Memory files hold what an agent should remember: MEMORY.md for facts it has learned and USER.md for facts about the person it serves. Static checking finds stale facts and contradictions between the two files. It reads no clock; the reference date comes from the manifest, so the same input always produces the same findings. Behavioral checking runs recall probes (does the model use a fact it should know) and privacy probes (does it leak a fact it should keep private).

Terminal window
# Static lint
node dist/cli/index.js memory run examples/memory/manifest.json
# Add behavioral recall and privacy probes
node dist/cli/index.js memory run examples/memory/manifest.json --behavioral --base-url http://localhost:11434/v1 --model llama3.2

The behavioral endpoint defaults to a local Ollama instance (http://localhost:11434/v1, model llama3.2) and is overridable with --base-url and --model.

A HEARTBEAT.md is the checklist an agent works through on a schedule. Static checking lints the document and its interval configuration. Behavioral checking covers three cases: action-diff (does the model take the right action for the current tick), idempotency (does a repeated tick avoid repeating work already done), and quiet-ack (does it stay silent when there is nothing to do).

Terminal window
# Static lint and interval checks
node dist/cli/index.js heartbeat run examples/heartbeat/manifest.json
# Add behavioral probes
MUSTER_ENDPOINT=https://api.openai.com/v1 node dist/cli/index.js heartbeat run examples/heartbeat/manifest.json

Behavioral cases run when MUSTER_ENDPOINT is set, with MUSTER_MODEL defaulting to gpt-4o-mini.

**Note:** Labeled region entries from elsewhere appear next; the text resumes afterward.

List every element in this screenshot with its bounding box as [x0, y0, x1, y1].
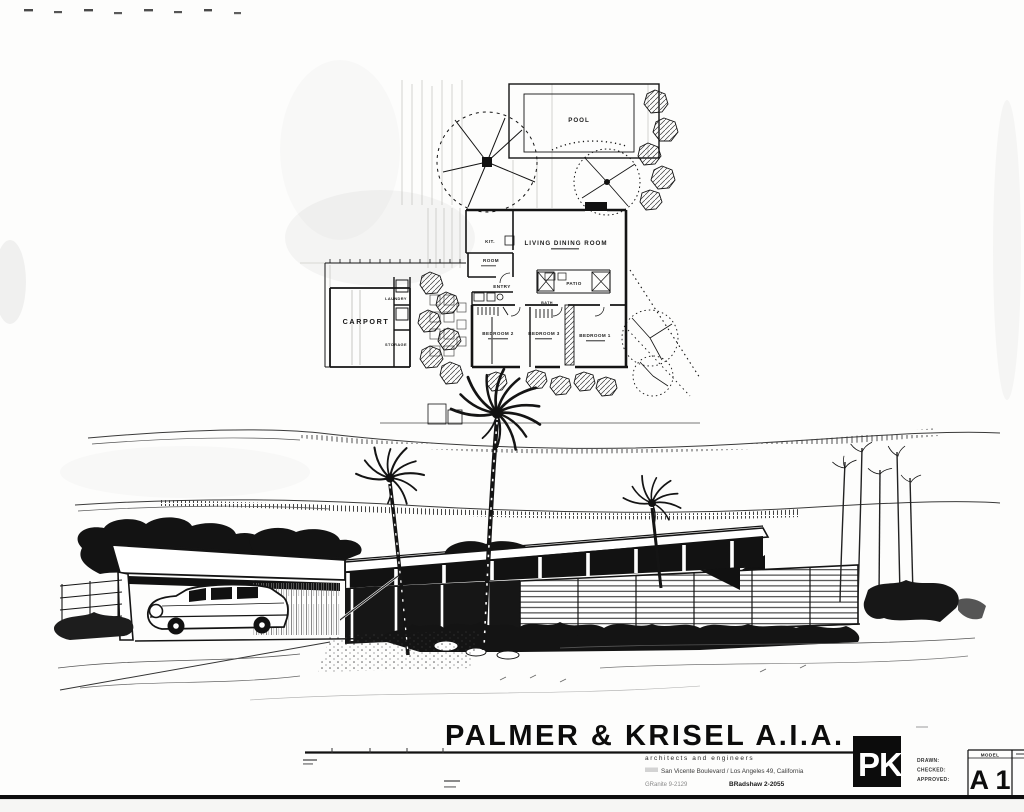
bedroom3-label: BEDROOM 3 — [528, 331, 559, 336]
firm-title: PALMER & KRISEL A.I.A. — [445, 720, 850, 752]
kitchen-label: KIT. — [485, 239, 495, 244]
plan-house-walls — [466, 202, 700, 396]
firm-address: San Vicente Boulevard / Los Angeles 49, … — [661, 768, 804, 775]
sheet-number-box: MODEL A 1 — [968, 750, 1024, 795]
title-block: PALMER & KRISEL A.I.A. PK architects and… — [0, 720, 1024, 812]
bottom-border — [0, 795, 1024, 799]
pk-logo: PK — [853, 736, 903, 787]
room-label: ROOM — [483, 258, 499, 263]
pk-logo-text: PK — [858, 746, 903, 783]
architectural-drawing: POOL — [0, 0, 1024, 812]
checked-label: CHECKED: — [917, 768, 946, 774]
carport-label: CARPORT — [343, 317, 390, 326]
living-dining-label: LIVING DINING ROOM — [525, 240, 608, 247]
hills-band-1 — [88, 404, 1000, 454]
patio-label: PATIO — [566, 281, 581, 286]
firm-phone-left: GRanite 9-2129 — [645, 782, 688, 788]
bedroom2-label: BEDROOM 2 — [482, 331, 513, 336]
firm-subtitle: architects and engineers — [645, 755, 754, 762]
plan-pool: POOL — [509, 84, 659, 158]
sheet-number: A 1 — [969, 765, 1010, 795]
entry-label: ENTRY — [493, 284, 510, 289]
perspective-rendering — [54, 369, 1000, 700]
drawn-label: DRAWN: — [917, 758, 939, 764]
pool-label: POOL — [568, 117, 590, 124]
bath-label: BATH — [541, 301, 553, 305]
approved-label: APPROVED: — [917, 777, 949, 783]
firm-phone-right: BRadshaw 2-2055 — [729, 781, 785, 788]
model-label: MODEL — [981, 753, 1000, 758]
storage-label: STORAGE — [385, 342, 407, 347]
drawing-sheet: POOL — [0, 0, 1024, 812]
laundry-label: LAUNDRY — [385, 296, 407, 301]
bedroom1-label: BEDROOM 1 — [579, 333, 610, 338]
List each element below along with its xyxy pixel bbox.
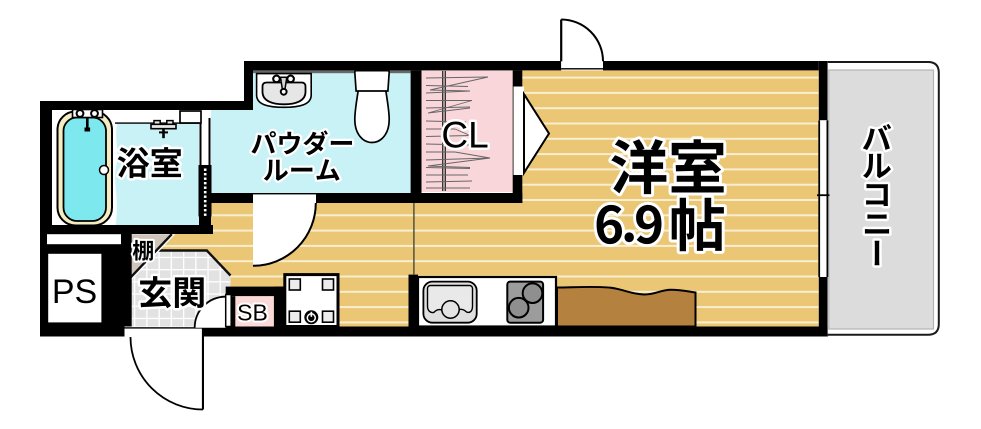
svg-text:PS: PS <box>52 273 97 311</box>
svg-text:CL: CL <box>441 115 488 156</box>
svg-text:SB: SB <box>237 300 268 326</box>
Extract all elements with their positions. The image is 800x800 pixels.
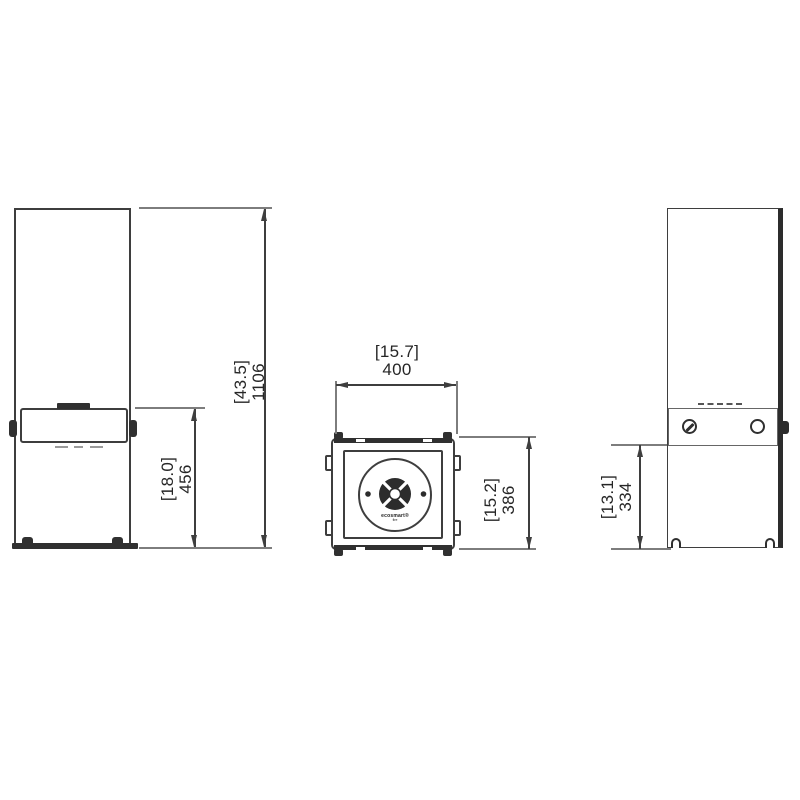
top-edge-notch (356, 439, 365, 442)
arrowhead-icon (637, 536, 643, 548)
arrowhead-icon (336, 382, 348, 388)
screw-slot-icon (685, 423, 694, 432)
technical-drawing-canvas: [43.5] 1106 [18.0] 456 (0, 0, 800, 800)
side-clip (325, 520, 333, 536)
side-body-outline (667, 208, 783, 548)
panel-height-mm: 334 (617, 482, 635, 511)
overall-height-label: [43.5] 1106 (231, 322, 269, 442)
front-hidden-edge-dash (55, 446, 68, 448)
top-front-edge (334, 438, 452, 443)
side-hidden-handle-dash (698, 403, 742, 405)
front-foot-right (112, 537, 123, 544)
front-hidden-edge-dash (90, 446, 103, 448)
front-drawer-handle (57, 403, 90, 409)
panel-height-inches: [13.1] (599, 475, 617, 519)
extension-line-depth-top (459, 436, 536, 438)
dimension-line-panel-height (639, 445, 641, 549)
side-foot-right (765, 538, 775, 548)
depth-inches: [15.2] (482, 478, 500, 522)
extension-line-right (456, 381, 458, 434)
front-side-clip-left (9, 420, 17, 437)
width-inches: [15.7] (375, 343, 419, 361)
side-foot-left (671, 538, 681, 548)
front-hidden-edge-dash (74, 446, 83, 448)
corner-clip (443, 432, 452, 439)
panel-hole (750, 419, 765, 434)
dimension-line-width (336, 384, 456, 386)
screw-icon (365, 491, 371, 497)
depth-mm: 386 (500, 485, 518, 514)
side-clip (453, 455, 461, 471)
depth-label: [15.2] 386 (481, 440, 519, 560)
brand-logo-line2: fire (369, 519, 421, 523)
burner-height-label: [18.0] 456 (158, 419, 196, 539)
width-label: [15.7] 400 (341, 342, 453, 380)
side-clip (453, 520, 461, 536)
side-clip-right (782, 421, 789, 434)
top-edge-notch (423, 547, 432, 550)
overall-height-inches: [43.5] (232, 360, 250, 404)
top-edge-notch (356, 547, 365, 550)
top-edge-notch (423, 439, 432, 442)
panel-height-label: [13.1] 334 (598, 437, 636, 557)
front-foot-left (22, 537, 33, 544)
corner-clip (334, 549, 343, 556)
width-mm: 400 (382, 361, 411, 379)
burner-center-cap (389, 488, 400, 499)
corner-clip (443, 549, 452, 556)
extension-line-bottom (139, 547, 272, 549)
extension-line-left (335, 381, 337, 434)
front-burner-drawer (20, 408, 128, 443)
extension-line-top (139, 207, 272, 209)
burner-assembly (354, 454, 436, 536)
burner-height-inches: [18.0] (159, 457, 177, 501)
arrowhead-icon (444, 382, 456, 388)
arrowhead-icon (261, 209, 267, 221)
side-clip (325, 455, 333, 471)
ignition-screw (682, 419, 697, 434)
arrowhead-icon (637, 445, 643, 457)
brand-logo: ecosmart® fire (369, 514, 421, 523)
top-rear-edge (334, 545, 452, 550)
front-body-outline (14, 208, 131, 545)
burner-height-mm: 456 (177, 464, 195, 493)
front-side-clip-right (129, 420, 137, 437)
dimension-line-depth (528, 437, 530, 549)
arrowhead-icon (261, 535, 267, 547)
arrowhead-icon (526, 437, 532, 449)
arrowhead-icon (526, 537, 532, 549)
screw-icon (421, 491, 427, 497)
overall-height-mm: 1106 (250, 363, 268, 401)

An A2A agent card is the JSON document an agent publishes to describe itself to other agents: its skills, its authentication, and an optional signature. Static checking validates the card schema and verifies signatures offline when the JWKS is a local file. Live checking calls a deployed agent to confirm a skill behaves as advertised, that unauthorized requests are rejected, and that a signed card verifies against its live key set.

Terminal window
# Static card lint
node dist/cli/index.js a2a run examples/a2a/manifest.json
# Live conformance against a deployed agent
MUSTER_A2A_ENDPOINT=https://my-agent.example.com node dist/cli/index.js a2a run examples/a2a/manifest.json

A2A uses its own environment namespace and never touches the variables the other layers use. Set MUSTER_A2A_ENDPOINT to enable the live cases, MUSTER_A2A_TOKEN for the authorized leg of the auth probe, and MUSTER_A2A_TIMEOUT_MS to change the request timeout (default 10000).

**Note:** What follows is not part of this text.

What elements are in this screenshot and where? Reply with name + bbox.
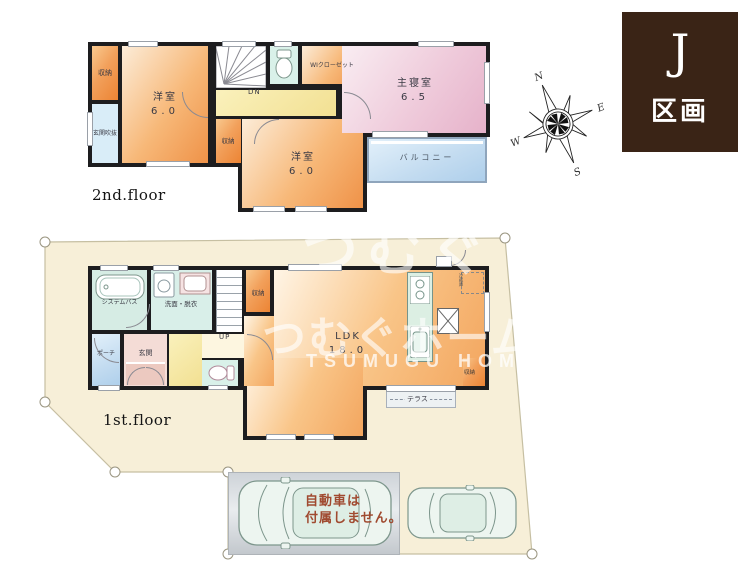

Layers do not run in isolation. A persona, an SOP, and a skill stack on top of each other, and the combination can behave differently than any single layer predicts. The cross-layer checks assemble a layer stack, lint it for composition problems such as contradictions and undefined precedence, and run rule-survival cases that confirm a rule declared in one layer still holds once the others are applied.

Terminal window
# Static composition checks only
node dist/cli/index.js crosslayer run examples/crosslayer/manifest.yaml --static-only
# Add behavioral rule-survival cases
MUSTER_ENDPOINT=https://api.openai.com/v1 node dist/cli/index.js crosslayer run examples/crosslayer/manifest.yaml

Behavioral cases use MUSTER_ENDPOINT or an endpoint block in the manifest. Use --static-only to skip them without setting up an endpoint.

No command takes an API key as a flag, reads one from a manifest, or writes one to disk. A manifest names the environment variable to read; muster resolves the value from the environment at request time. A repository invariant test fails the build if a secret-shaped string is ever committed.